Thesis Watch: 16 pages into the second draft.

Book Rec: Until the End of the Land, David Grossman

Cubbie Watch: Ugh.

Friday, June 5, 2009

Forays into food




A few weeks ago I decided that I desperately, desperately needed to make delkalach for the summer holiday of Shavuot (Pentacost). Delkalach are a barely sweet, yeasty Hungarian cheese pastry that, courtesy of my grandmother, would always grace our tables for the holiday. I'd never made delkalach before, but I figured it was worth a try. Since I have not yet mastered the art of food writing, I'm just going to post some pictures (with comments) detailing my adventure in Hungarian pastry making.


The Cheese:


My grandmother uses farmer's cheese*, which doesn't exist here in Israel, so I decided to use a mix of equal parts ricotta and tuv tam (a soft, crumbly cheese with a bit of a tang, like farmer's), which needed to be drained overnight to get it dry enough to resemble the farmer's cheese my grandmother uses. I lined a strainer with some coffee filters, placed it over a bowl and left it to drain overnight in the fridge.
Mise en Place



I just really like using that term.


The Dough, pre-rise



What a nice, soft yeasty dough it was.

Strawberries, duh

While the dough was rising, I cleaned the oven (ugh) and quickly put these lovely strawberries (which my sister so nicely washed and hulled for me) up to stew with some sugar, a slice of ginger, a chili pepper and a few cinnamon sticks. Strawberry soup in the making. By then the dough had risen and was ready to be rolled out. By then I had also realized that I had lent out my rolling pin to a neighbor months ago. So I left the strawberries simmering and ran to retrieve my rolling pin, hoping that the dough would not over-rise and deflate, or anything else my overactive imagination could come up with as the consequences of not following my grandmother's very vague instructions to a tee. Upon my return I discovered that the strawberries had boiled over and my once clean range was now covered in sticky bright red ooze. Yum. The dough, however was just fine.

See


Filling

Cheese, a very little bit of sugar and an egg to bind it.

And here we go

Delkelach are a bother and a half to make. The dough has to be rolled out into a thin (but not too thin) rectangle and then cut into 3 inch squares. The squares are then filled- (I actually did not fill mine enough. My grandmother said to use a teaspoon full of filling and I ended up using about a half a teaspoon-full. The cheese was barely discernible in the end product, which is what happens when you don't follow your grandmother's instructions to a tee. In my defense though, this was the first time I was making them and I was having visions of exploded cheese pastry all over my clean oven.)- and folded into a cute little packet. It's fun the first 20 times you do it, but when you get to cute little packet number 35, you're slamming the little buggers into untidy square shaped things, all the while cursing yourself for every thinking that this was a good idea.

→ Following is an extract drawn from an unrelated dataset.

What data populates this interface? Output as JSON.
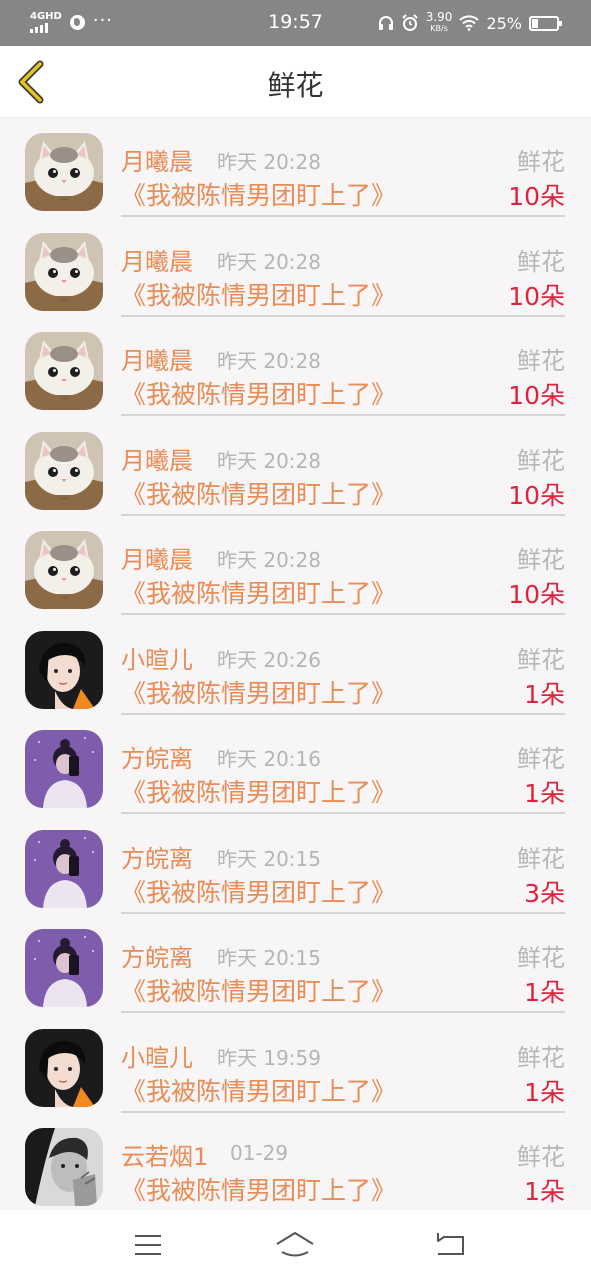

It was worth it in the end

Aren't they pretty, the little darlings?

So what did you think of this foray into food-writing. Good? Bad? Should I post more of the same (after all I have a running commentary going in my head every time I make dinner. All I need to do is take pictures). Should I start working on my photography skills?


Thesis watch: I gave a lecture. There were blank faces. My advisor liked it though

Book Rec: The Art of Simple Food, Alice Waters

Cubbie Watch: 2 games over .500. 3.5 games back. Our bullpen sucks. I miss Kerry. Can we have our Kerry back now please?

*Ah, yes, the cheese. Evidently, farmer's cheese is actually a substitute for the traditional Hungarian soft cheese called tourosh (or something like that), which is found nowhere in the world except Hungary. Or at least that's what my uncle says, and my uncle knows all. So I don't feel all that bad about my lack of farmer's cheese.

**Also, I have been trying and trying to figure out how to create an expandable post, so that these ultra long posts don't take up so much space. If anyone can give me a tutorial on how to change my template please speak up. Thanks.